California State University, Bakersfield was originally known as California State College, Bakersfield. Through the Donahoe Higher Education Act of 1960 the “California State Colleges” became an established system with its own board of trustees and a statewide chancellor. The Donahoe Act assigned different functions to the University of California, California State Colleges, and California Community Colleges. The primary function of the State Colleges was broadened to include undergraduate and graduate instruction in the liberal arts and sciences, in applied fields and in the professions; doctoral degrees were authorized if offered jointly with a University of California.
The southern San Joaquin Valley had been interested in having a four-year institution of higher education in this area since the late 1950s. In the 1960s a four-year college strategy was in progress in Delano, California. A decision had to be made about the geographical location for the four-year institution. The county choices for the institution included Kern, Kings or Tulare, as these counties were at least 100 miles from the nearest higher education institutions. A steering committee, headed by Ernest Stahlberg, chairman of the Greater Bakersfield Chamber of Commerce and the mayor of Delano, was formed to work with the university in making this difficult decision. In the end, Bakersfield was chosen because it was the largest isolated metropolitan area in the United States without a senior college or university. Governor Edmond G. Brown of California signed a bill passed by the California State Legislature and Senator Walter W. Stiern then appropriated funding to establish a state college in the Southern San Joaquin area.

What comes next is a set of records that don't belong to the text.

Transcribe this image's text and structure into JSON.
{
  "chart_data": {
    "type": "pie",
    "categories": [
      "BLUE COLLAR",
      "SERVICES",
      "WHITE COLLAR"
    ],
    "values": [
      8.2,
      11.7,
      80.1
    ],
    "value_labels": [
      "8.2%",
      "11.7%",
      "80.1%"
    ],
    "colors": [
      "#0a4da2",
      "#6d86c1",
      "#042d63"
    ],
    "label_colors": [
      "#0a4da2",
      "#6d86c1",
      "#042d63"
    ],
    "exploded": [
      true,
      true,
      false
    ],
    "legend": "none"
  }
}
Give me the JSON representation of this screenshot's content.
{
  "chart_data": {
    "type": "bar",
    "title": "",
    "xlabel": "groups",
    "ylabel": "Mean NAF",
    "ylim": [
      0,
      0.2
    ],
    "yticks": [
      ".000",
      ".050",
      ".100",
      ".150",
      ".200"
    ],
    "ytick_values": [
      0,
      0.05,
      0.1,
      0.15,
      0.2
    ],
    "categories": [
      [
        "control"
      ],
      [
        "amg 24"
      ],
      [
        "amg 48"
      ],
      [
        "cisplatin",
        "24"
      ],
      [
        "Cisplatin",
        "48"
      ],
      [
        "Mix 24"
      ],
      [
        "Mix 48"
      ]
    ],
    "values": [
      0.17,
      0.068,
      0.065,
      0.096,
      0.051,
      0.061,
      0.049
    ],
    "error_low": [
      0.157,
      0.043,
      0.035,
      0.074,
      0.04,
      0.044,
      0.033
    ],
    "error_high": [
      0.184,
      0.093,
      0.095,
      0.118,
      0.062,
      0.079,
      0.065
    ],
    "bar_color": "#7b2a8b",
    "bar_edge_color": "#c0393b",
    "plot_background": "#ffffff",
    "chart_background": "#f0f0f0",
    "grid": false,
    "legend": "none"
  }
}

The next hurdle was to find an appropriate location in Bakersfield for the new college. More than one site was recommended. Tejon Ranch was willing to donate 400 acres in the southeast area to build the new college. Situated near Arvin, “The White Wolf Grade” stretched between Bakersfield and Tehachapi and would have been a prime location because of the breathtaking view of the mountains and the easy access for commuters to Highway 58. Another location, offered by George W. Nickel, Jr., was south of the Kern River by Highway 178 just east of Lake Ming Park.
The location selected for the new college site was a 370-acre gift by Kern County Land Company. The company donated the land to the state of California in 1962 with the express purpose of having a state university campus in Bakersfield. The campus would be situated in southwest Bakersfield on Stockdale Highway, approximately five miles west of central Bakersfield.
The State College board of trustees gave the green light to start preparations for construction of California State College Bakersfield in 1965. CSB, as the campus would come to be known, was the 19th and newest member of the state college system. On July 27, 1967 the board named Dr. Paul F. Romberg as the first president.